The Bosu ball offers a full body workout with one small piece of equipment that's easy to store and use in the comfort of your own home. Many gyms also offer a Bosu ball where you can work with a trainer to obtain the core strength and muscle toning you want. Because of the dynamic structure of the ball, both sides can be utilized to help maximize the options for exercises. One of the exercises you can do on the ball is a side plank with an underside twist. This version of the plank is a pretty difficult one on its own, but with the ball you can take it to a whole new level.

Things You Need

  • Bosu Ball
  • Yoga Mat (Optional)

Roll out your yoga mat and place the Bosu ball at one end of the mat with the ball facing up. The yoga mat is to help keep your feet in place and avoid slipping off the ball. If you don't feel you have the right traction on the mat, you can remove it. All floor exercises should be completed with fitness shoes on, even if your working out at home.

Step 1: Get into the Side Plank Position

To get into the side plank position, you need to choose one side (you'll work the opposite side later) and place your elbow on the ball. Stretch your legs straight out to the side. There are three varieties for foot positioning you can use based on the level of intensity you want. For beginners, place your bottom knee on the floor with your foot facing back and your top leg out with your foot resting on the ground. This gives you more support by allowing your bottom knee to take some of your weight off your elbow and feet.

For an intermediate pose, put both feet straight out and place your top foot in front of the bottom foot. This allows for a bit more balance. For the advanced pose, place your top foot directly on top of your bottom foot.

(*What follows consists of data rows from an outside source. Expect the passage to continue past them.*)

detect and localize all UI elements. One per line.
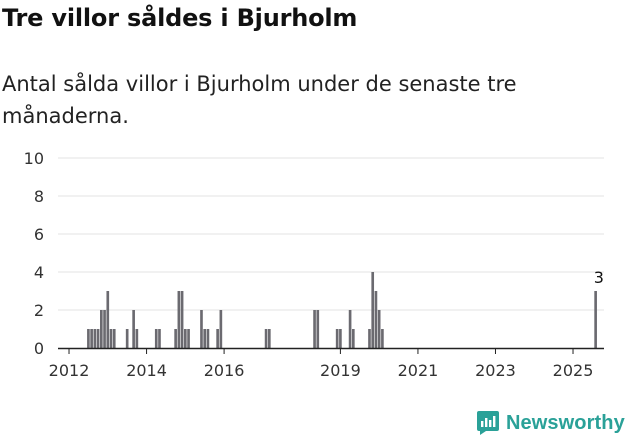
- bar: [90, 329, 93, 348]
- bar: [352, 329, 355, 348]
- y-tick-label: 2: [34, 301, 44, 320]
- x-tick-label: 2023: [475, 361, 516, 380]
- bar: [135, 329, 139, 348]
- bar: [216, 329, 219, 348]
- bar: [203, 329, 207, 348]
- bar: [264, 329, 268, 348]
- bar: [206, 329, 210, 348]
- bar: [268, 329, 271, 348]
- bar: [154, 329, 158, 348]
- bar-chart: 0 2 4 6 8 10 2012 2014 2016 2019 2021 2023 2025 3: [24, 149, 604, 380]
- x-tick-label: 2016: [204, 361, 245, 380]
- y-tick-label: 10: [24, 149, 44, 168]
- bar: [184, 329, 187, 348]
- bar: [112, 329, 116, 348]
- bar: [200, 310, 203, 348]
- x-tick-label: 2025: [553, 361, 594, 380]
- bar: [187, 329, 190, 348]
- bar: [103, 310, 106, 348]
- bar: [106, 291, 110, 348]
- bar: [339, 329, 342, 348]
- bar: [100, 310, 103, 348]
- bar: [381, 329, 384, 348]
- bar: [374, 291, 378, 348]
- bar: [335, 329, 339, 348]
- page-title: Tre villor såldes i Bjurholm: [2, 4, 358, 32]
- y-tick-label: 8: [34, 187, 44, 206]
- bar: [348, 310, 352, 348]
- newsworthy-logo-text: Newsworthy: [506, 411, 625, 434]
- bar: [219, 310, 223, 348]
- bar: [125, 329, 129, 348]
- bar: [158, 329, 161, 348]
- bar: [109, 329, 113, 348]
- bar: [180, 291, 184, 348]
- data-label: 3: [594, 268, 604, 287]
- x-tick-label: 2012: [49, 361, 90, 380]
- chart-subtitle: Antal sålda villor i Bjurholm under de s…: [2, 72, 517, 128]
- bar: [96, 329, 100, 348]
- bar: [177, 291, 181, 348]
- bar: [377, 310, 381, 348]
- newsworthy-logo-icon: [477, 411, 499, 435]
- bar: [174, 329, 177, 348]
- bar: [368, 329, 371, 348]
- bar: [93, 329, 97, 348]
- bar: [316, 310, 320, 348]
- bar: [313, 310, 316, 348]
- y-tick-label: 4: [34, 263, 44, 282]
- x-tick-label: 2021: [398, 361, 439, 380]
- bar: [132, 310, 135, 348]
- newsworthy-logo: Newsworthy: [476, 408, 625, 438]
- x-tick-label: 2014: [126, 361, 167, 380]
- bar: [371, 272, 375, 348]
- y-tick-label: 6: [34, 225, 44, 244]
- bar: [594, 291, 597, 348]
- x-tick-label: 2019: [320, 361, 361, 380]
- bar: [87, 329, 90, 348]
- y-tick-label: 0: [34, 339, 44, 358]
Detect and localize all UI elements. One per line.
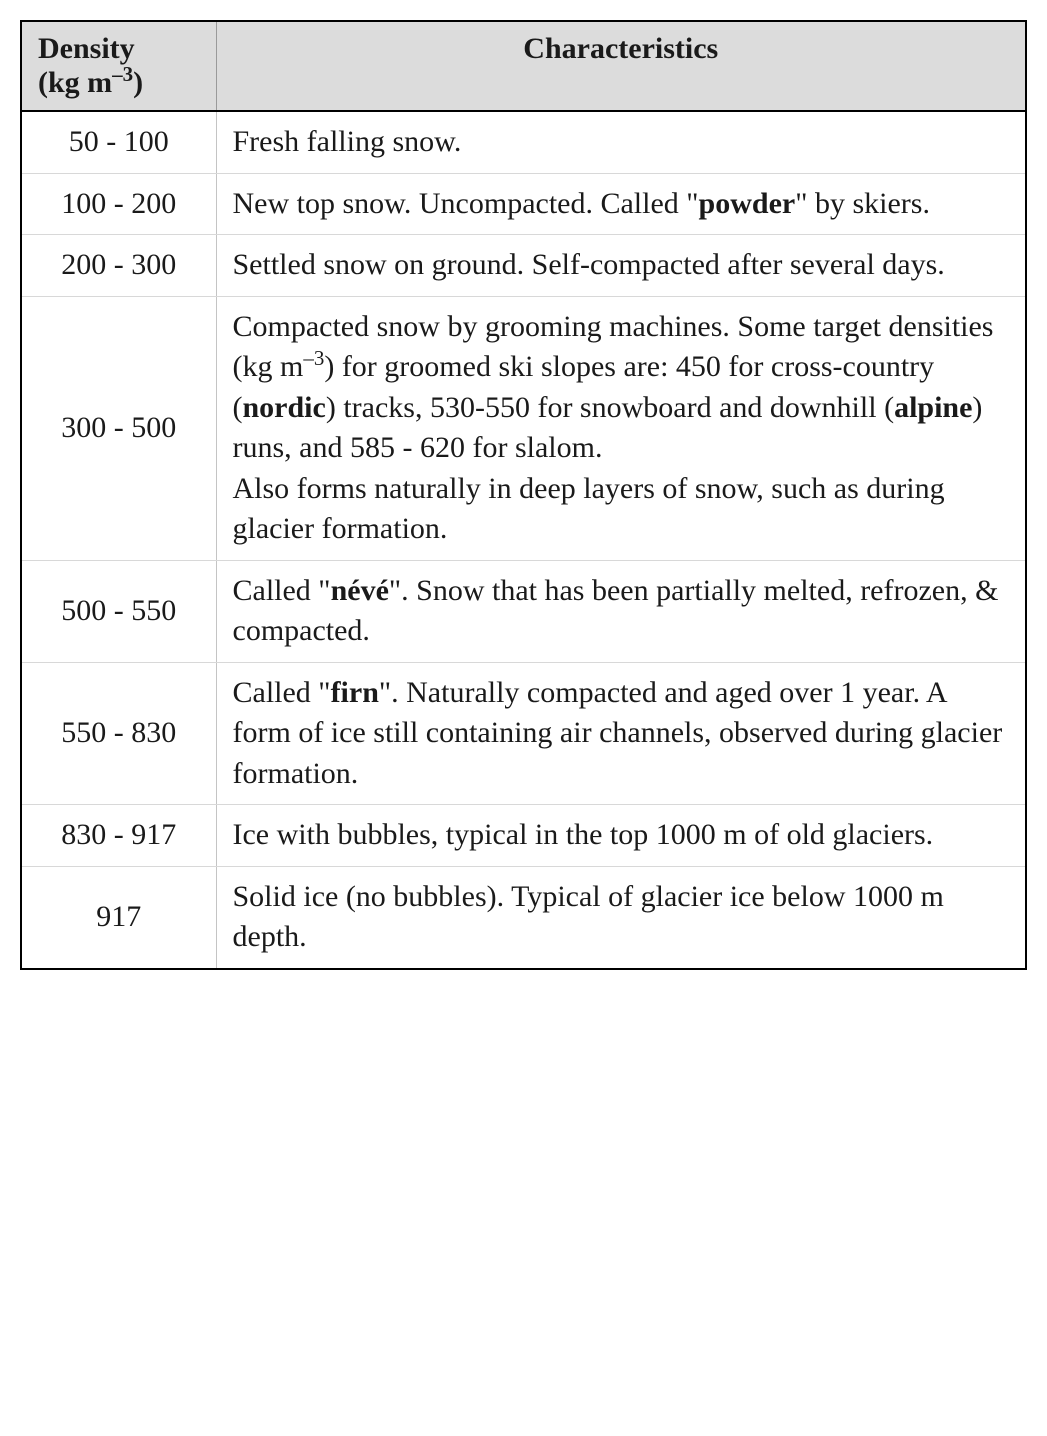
- density-cell: 830 - 917: [21, 805, 216, 867]
- table-body: 50 - 100Fresh falling snow.100 - 200New …: [21, 111, 1026, 969]
- density-cell: 550 - 830: [21, 662, 216, 805]
- characteristics-cell: Fresh falling snow.: [216, 111, 1026, 173]
- header-density-unit-suffix: ): [133, 66, 143, 99]
- header-characteristics: Characteristics: [216, 21, 1026, 111]
- header-density: Density (kg m–3): [21, 21, 216, 111]
- characteristics-cell: Solid ice (no bubbles). Typical of glaci…: [216, 866, 1026, 969]
- table-row: 300 - 500Compacted snow by grooming mach…: [21, 296, 1026, 560]
- table-header-row: Density (kg m–3) Characteristics: [21, 21, 1026, 111]
- density-cell: 200 - 300: [21, 235, 216, 297]
- header-density-unit-sup: –3: [112, 62, 133, 86]
- table-row: 100 - 200New top snow. Uncompacted. Call…: [21, 173, 1026, 235]
- table-row: 550 - 830Called "firn". Naturally compac…: [21, 662, 1026, 805]
- density-cell: 50 - 100: [21, 111, 216, 173]
- table-row: 200 - 300Settled snow on ground. Self-co…: [21, 235, 1026, 297]
- table-row: 500 - 550Called "névé". Snow that has be…: [21, 560, 1026, 662]
- characteristics-cell: Compacted snow by grooming machines. Som…: [216, 296, 1026, 560]
- density-cell: 917: [21, 866, 216, 969]
- characteristics-cell: Settled snow on ground. Self-compacted a…: [216, 235, 1026, 297]
- table-row: 830 - 917Ice with bubbles, typical in th…: [21, 805, 1026, 867]
- header-density-unit-prefix: (kg m: [38, 66, 112, 99]
- density-cell: 500 - 550: [21, 560, 216, 662]
- density-cell: 300 - 500: [21, 296, 216, 560]
- table-row: 917Solid ice (no bubbles). Typical of gl…: [21, 866, 1026, 969]
- characteristics-cell: New top snow. Uncompacted. Called "powde…: [216, 173, 1026, 235]
- characteristics-cell: Called "firn". Naturally compacted and a…: [216, 662, 1026, 805]
- snow-density-table: Density (kg m–3) Characteristics 50 - 10…: [20, 20, 1027, 970]
- density-cell: 100 - 200: [21, 173, 216, 235]
- characteristics-cell: Ice with bubbles, typical in the top 100…: [216, 805, 1026, 867]
- characteristics-cell: Called "névé". Snow that has been partia…: [216, 560, 1026, 662]
- header-density-line1: Density: [38, 32, 135, 65]
- table-row: 50 - 100Fresh falling snow.: [21, 111, 1026, 173]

Step 2: Incorporate the Underside Twist

An underside twist is where you take your top arm and use it for balance as you twist your body under moving between your body and the floor. You need to do this without falling or losing balance. This exercise takes core strength and balance. Hold your pose on the underside of your body for a few seconds then return to your starting side plank pose.

Step 3: Finish Your Reps

This is a tough one, so try to complete 5-10 reps before switching to the other side. As your core becomes stronger, you'll be able to add reps and advance to more difficult poses.

The Bosu ball is easy to use and can be used in the comfort of your own home for convenience. This ball is a major core strength builder that also encourages overall body strengthening and results.